СШ: Досуг в парке вместо раздавленного гражданского общества — это замещение, проведенное на наших глазах пару лет назад. Так возникает дистопия — реальность, незаметно подмененная медийными образами, искаженная и сфабрикованная реальность. И здесь начинается удивительное: в искаженном времени дистопии, как в кратере, который, как мы выяснили, образовался на месте Москвы, время начинает двигаться в разные стороны и с различными скоростями. Как только включается язык, появляются кристаллы, волны и вихри времени. Мы моделируем эти исторические аномалии, размещая изображения в определенном порядке: подбираем документы из различных рядов и контекстов, и вместе они создают дистопию.
АТ: Нас интересует моделирование и конструирование. Поэтому вместо произведения искусства мы предлагаем посетить парк, территорию «культуры и отдыха», синтетическое пространство сконструированного досуга, на изнанке которого — искривленное время дистопии.
СШ: Дистопия — это одичавшее время, то, что возникает в восприятии каждого юзера массмедиа. Вот, показывают какие-то картинки, репортажи, всегда вместе с навязанной интерпретацией, но за мельканием образов и нарративов всегда есть месседж и система ценностей, представлений о людях и обществе. Чтобы инструментализировать потоки образов и слов, идеология должна быть коллажной, фрагментарной.
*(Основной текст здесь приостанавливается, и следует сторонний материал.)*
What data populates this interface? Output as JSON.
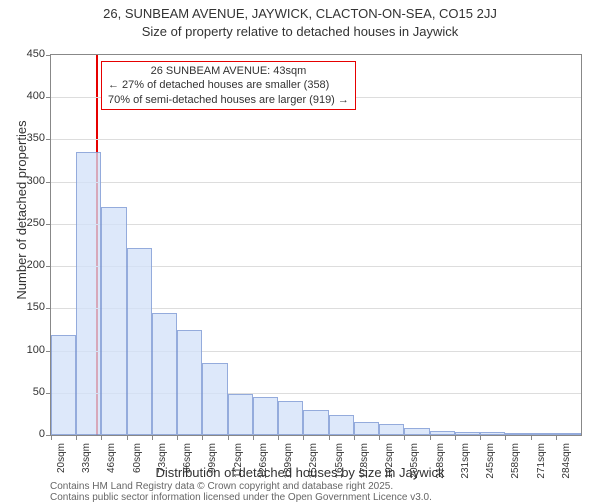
{
  "title_line1": "26, SUNBEAM AVENUE, JAYWICK, CLACTON-ON-SEA, CO15 2JJ",
  "title_line2": "Size of property relative to detached houses in Jaywick",
  "y_axis_label": "Number of detached properties",
  "x_axis_label": "Distribution of detached houses by size in Jaywick",
  "footer_line1": "Contains HM Land Registry data © Crown copyright and database right 2025.",
  "footer_line2": "Contains public sector information licensed under the Open Government Licence v3.0.",
  "callout": {
    "line1": "26 SUNBEAM AVENUE: 43sqm",
    "line2": "← 27% of detached houses are smaller (358)",
    "line3": "70% of semi-detached houses are larger (919) →"
  },
  "chart": {
    "type": "histogram",
    "ylim": [
      0,
      450
    ],
    "ytick_step": 50,
    "bar_fill": "#d2e0f8",
    "bar_border": "#6482c8",
    "grid_color": "#dddddd",
    "axis_color": "#888888",
    "marker_color": "#e60000",
    "marker_value": 43,
    "x_start": 20,
    "x_step": 13,
    "n_bins": 21,
    "values": [
      118,
      335,
      270,
      222,
      145,
      124,
      85,
      48,
      45,
      40,
      30,
      24,
      15,
      13,
      8,
      5,
      4,
      3,
      2,
      1,
      1
    ],
    "x_tick_labels": [
      "20sqm",
      "33sqm",
      "46sqm",
      "60sqm",
      "73sqm",
      "86sqm",
      "99sqm",
      "112sqm",
      "126sqm",
      "139sqm",
      "152sqm",
      "165sqm",
      "178sqm",
      "192sqm",
      "205sqm",
      "218sqm",
      "231sqm",
      "245sqm",
      "258sqm",
      "271sqm",
      "284sqm"
    ],
    "title_fontsize": 13,
    "label_fontsize": 13,
    "tick_fontsize": 11
  }
}
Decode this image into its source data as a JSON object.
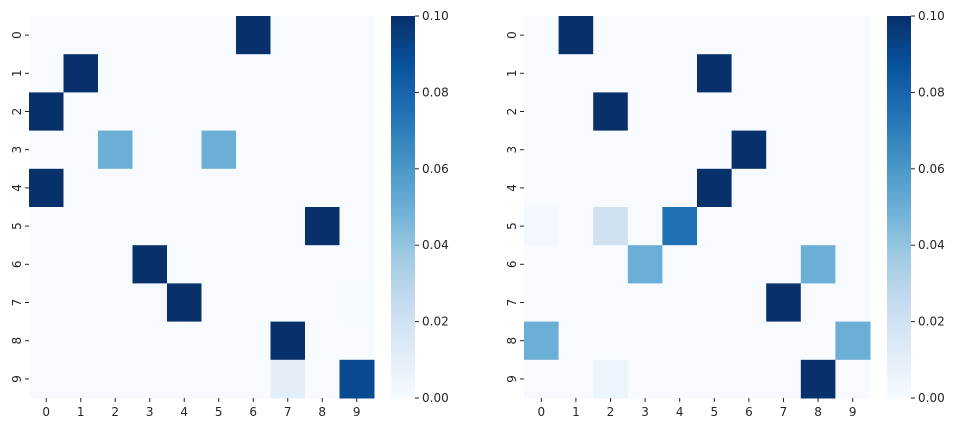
{
  "chart_data": [
    {
      "type": "heatmap",
      "title": "",
      "xlabel": "",
      "ylabel": "",
      "x_ticks": [
        "0",
        "1",
        "2",
        "3",
        "4",
        "5",
        "6",
        "7",
        "8",
        "9"
      ],
      "y_ticks": [
        "0",
        "1",
        "2",
        "3",
        "4",
        "5",
        "6",
        "7",
        "8",
        "9"
      ],
      "vmin": 0.0,
      "vmax": 0.1,
      "colormap": "Blues",
      "colorbar_ticks": [
        "0.00",
        "0.02",
        "0.04",
        "0.06",
        "0.08",
        "0.10"
      ],
      "matrix": [
        [
          0,
          0,
          0,
          0,
          0,
          0,
          0.1,
          0,
          0,
          0
        ],
        [
          0,
          0.1,
          0,
          0,
          0,
          0,
          0,
          0,
          0,
          0
        ],
        [
          0.1,
          0,
          0,
          0,
          0,
          0,
          0,
          0,
          0,
          0
        ],
        [
          0,
          0,
          0.05,
          0,
          0,
          0.05,
          0,
          0,
          0,
          0
        ],
        [
          0.1,
          0,
          0,
          0,
          0,
          0,
          0,
          0,
          0,
          0
        ],
        [
          0,
          0,
          0,
          0,
          0,
          0,
          0,
          0,
          0.1,
          0
        ],
        [
          0,
          0,
          0,
          0.1,
          0,
          0,
          0,
          0,
          0,
          0
        ],
        [
          0,
          0,
          0,
          0,
          0.1,
          0,
          0,
          0,
          0,
          0.001
        ],
        [
          0,
          0,
          0,
          0,
          0,
          0,
          0,
          0.1,
          0,
          0
        ],
        [
          0,
          0,
          0,
          0,
          0,
          0,
          0,
          0.01,
          0,
          0.09
        ]
      ]
    },
    {
      "type": "heatmap",
      "title": "",
      "xlabel": "",
      "ylabel": "",
      "x_ticks": [
        "0",
        "1",
        "2",
        "3",
        "4",
        "5",
        "6",
        "7",
        "8",
        "9"
      ],
      "y_ticks": [
        "0",
        "1",
        "2",
        "3",
        "4",
        "5",
        "6",
        "7",
        "8",
        "9"
      ],
      "vmin": 0.0,
      "vmax": 0.1,
      "colormap": "Blues",
      "colorbar_ticks": [
        "0.00",
        "0.02",
        "0.04",
        "0.06",
        "0.08",
        "0.10"
      ],
      "matrix": [
        [
          0,
          0.1,
          0,
          0,
          0,
          0,
          0,
          0,
          0,
          0
        ],
        [
          0,
          0,
          0,
          0,
          0,
          0.1,
          0,
          0,
          0,
          0
        ],
        [
          0,
          0,
          0.1,
          0,
          0,
          0,
          0,
          0,
          0,
          0
        ],
        [
          0,
          0,
          0,
          0,
          0,
          0,
          0.1,
          0,
          0,
          0
        ],
        [
          0,
          0,
          0,
          0,
          0,
          0.1,
          0,
          0,
          0,
          0
        ],
        [
          0.002,
          0,
          0.02,
          0,
          0.075,
          0,
          0,
          0,
          0,
          0
        ],
        [
          0,
          0,
          0,
          0.05,
          0,
          0,
          0,
          0,
          0.05,
          0
        ],
        [
          0,
          0,
          0,
          0,
          0,
          0,
          0,
          0.1,
          0,
          0
        ],
        [
          0.05,
          0,
          0,
          0,
          0,
          0,
          0,
          0,
          0,
          0.05
        ],
        [
          0,
          0,
          0.005,
          0,
          0,
          0,
          0,
          0,
          0.1,
          0
        ]
      ]
    }
  ]
}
В этих завихрениях постоянно возникают пузырьки дистопического. Мы просто пытаемся реконструировать это в лабораторных условиях.
АТ: Как в рассказе «Крауч Энд» Стивена Кинга: другие миры, сны наяву возникают прямо в повседневности. Искаженное время находит тебя само, но в отличие от «Крауч Энда» или рассказов Лавкрафта ты можешь сам решить, войти или нет, и если да, то можно самостоятельно придумывать маршруты. Для этого нам и нужна вывеска Park Dystopia: это граница, ударный фронт столкновения зеленого и красного, греческого и латинского слова, химер «Востока» и «Запада». Причем, если сравнить с нашим первым совместным проектом Observatorium, сейчас — это коллаборация Агентства сингулярных исследований (АСИ) с нами. Поэтому, кстати, здесь уже почти не осталось авторства, это могли бы сделать и другие люди. Мы в данном случае занимаемся производством без особых претензий на уникальность, оригинальность и авторство.
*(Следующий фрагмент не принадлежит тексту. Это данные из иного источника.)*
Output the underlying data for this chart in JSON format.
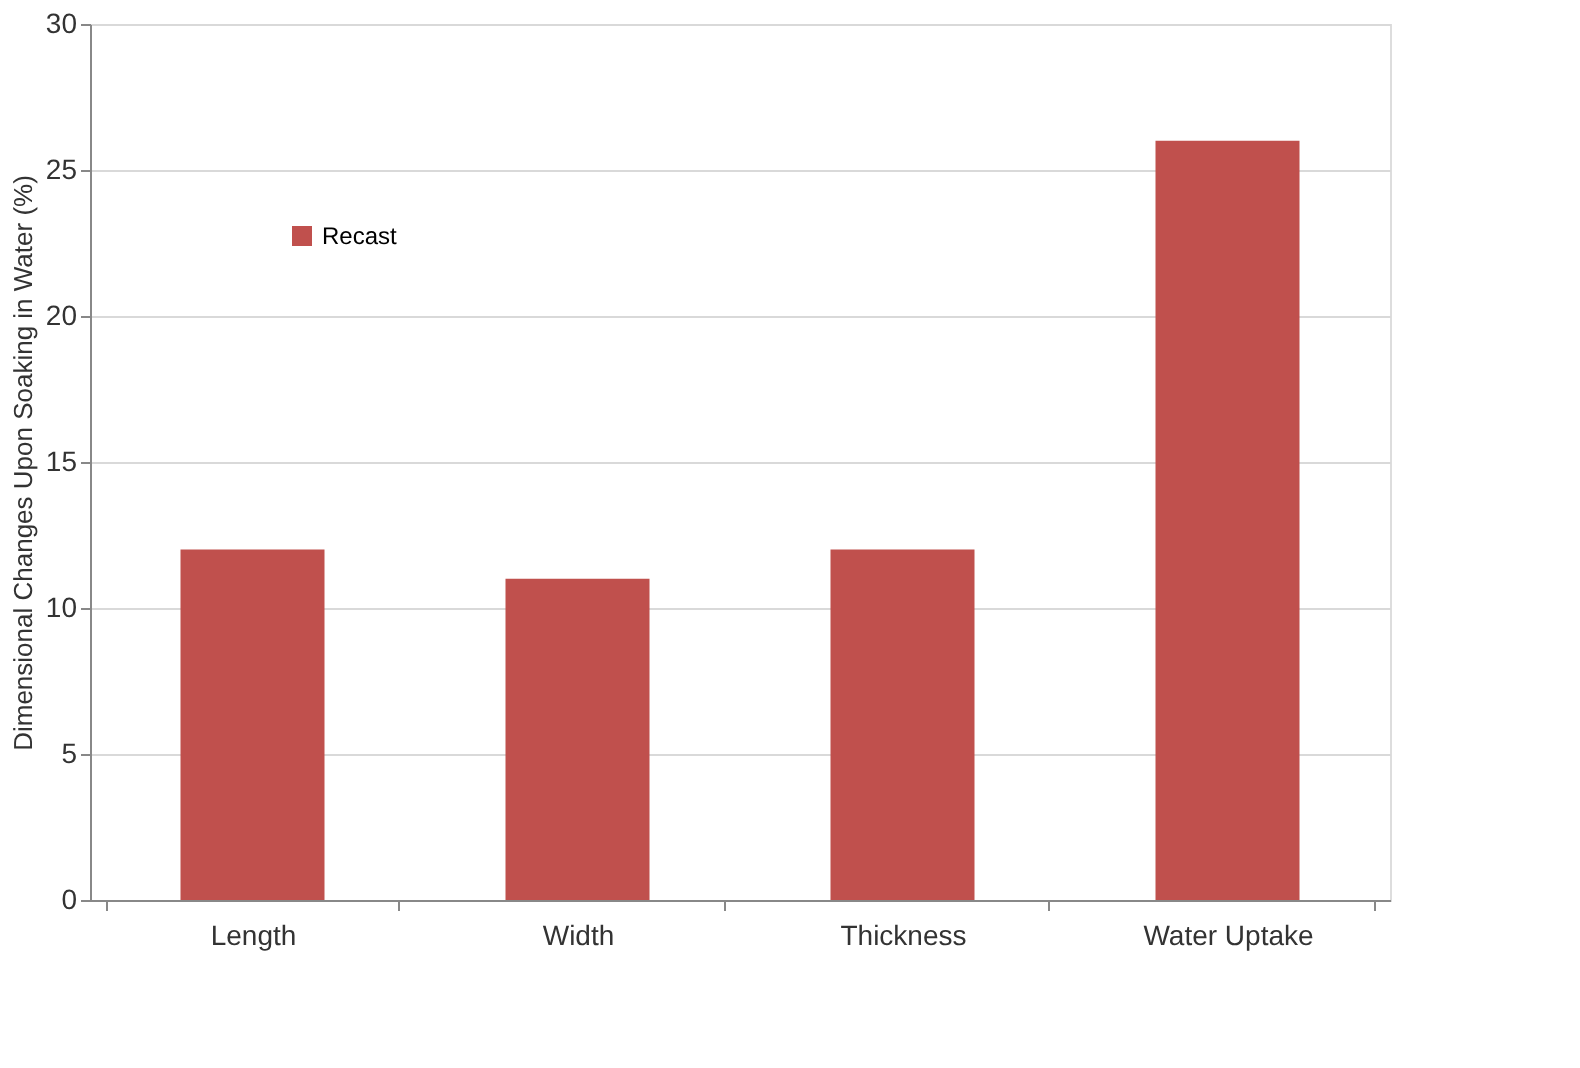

АШ: Связано ли как-то понимание архива АСИ с концепцией архива Деррида?
АТ: Деррида обращается к греческой этимологии слова «архив»: она отсылает к истоку, в переводе это слово значит «присутственное место». Но также «архе» означает и «власть». Именно поэтому здесь и сейчас, в Москве 2015 в году, Агентству интересен этот подход: попытка понять себя через собирательный образ некоего исторического опыта, зафиксированного в сохранившихся документах. Новая инкарнация архива — это социальные сети, где пользователи пытаются определить себя через конструирование личной истории, идентичности, принадлежности к группе.
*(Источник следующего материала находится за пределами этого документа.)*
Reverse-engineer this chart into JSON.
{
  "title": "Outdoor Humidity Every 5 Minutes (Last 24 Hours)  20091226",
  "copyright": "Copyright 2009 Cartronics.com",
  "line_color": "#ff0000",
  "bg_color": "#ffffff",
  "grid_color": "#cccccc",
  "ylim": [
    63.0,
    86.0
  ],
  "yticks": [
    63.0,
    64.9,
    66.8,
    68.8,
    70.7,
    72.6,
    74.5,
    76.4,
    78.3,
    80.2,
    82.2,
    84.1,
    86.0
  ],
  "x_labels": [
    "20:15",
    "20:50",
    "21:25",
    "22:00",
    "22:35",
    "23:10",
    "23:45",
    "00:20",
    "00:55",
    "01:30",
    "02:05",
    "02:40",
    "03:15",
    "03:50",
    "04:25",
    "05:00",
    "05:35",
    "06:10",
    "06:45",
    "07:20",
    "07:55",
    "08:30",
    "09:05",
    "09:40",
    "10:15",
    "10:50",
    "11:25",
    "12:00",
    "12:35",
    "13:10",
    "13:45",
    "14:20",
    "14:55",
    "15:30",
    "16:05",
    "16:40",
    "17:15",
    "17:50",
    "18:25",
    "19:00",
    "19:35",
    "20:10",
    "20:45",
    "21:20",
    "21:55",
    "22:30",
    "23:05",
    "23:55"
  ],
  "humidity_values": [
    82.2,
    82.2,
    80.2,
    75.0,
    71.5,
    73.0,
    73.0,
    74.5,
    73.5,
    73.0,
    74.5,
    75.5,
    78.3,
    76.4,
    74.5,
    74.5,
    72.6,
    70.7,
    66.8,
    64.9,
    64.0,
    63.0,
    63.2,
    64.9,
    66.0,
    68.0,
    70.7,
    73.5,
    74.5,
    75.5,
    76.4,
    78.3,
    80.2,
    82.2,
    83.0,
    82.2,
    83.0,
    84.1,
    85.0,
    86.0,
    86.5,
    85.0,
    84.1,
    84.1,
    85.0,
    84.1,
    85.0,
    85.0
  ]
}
СШ: На самом деле, Деррида первым написал об архиве в цифровую эпоху. В этих новых исторических условиях документ перестает быть «объективным» свидетельством и становится субъективным, эмоциональным событием. До этого Фрейд показал влияние чувств и эмоций на образ прошлого, который хранится в памяти. Лакан это радикализовал, объяснив нам, что смысл — это желание, а не данность. Смысл — это то, что утверждается, полагается, то, чего надо хотеть. И дальше уже в новой цифровой системе Деррида объяснил нам, что архив — это открытая живая вещь, которая почти может воспринимать, чувствовать. Мы делаем еще один шаг — для Агентства архив это почти субъект. Что приближает архив к произведению искусства. Это тоже место, где пульсирует желание, или, по Деррида, лихорадка. После этого, кстати, еще полшага делает Хэл Фостер, заметивший в корне архивирующего драйва паранойю. Это очень точный диагноз: вся наука и техника глубинно параноидальна, так как основана на идее о том, что в мире есть система, которую можно понять, и через эту систему получить доступ к тотальному знанию.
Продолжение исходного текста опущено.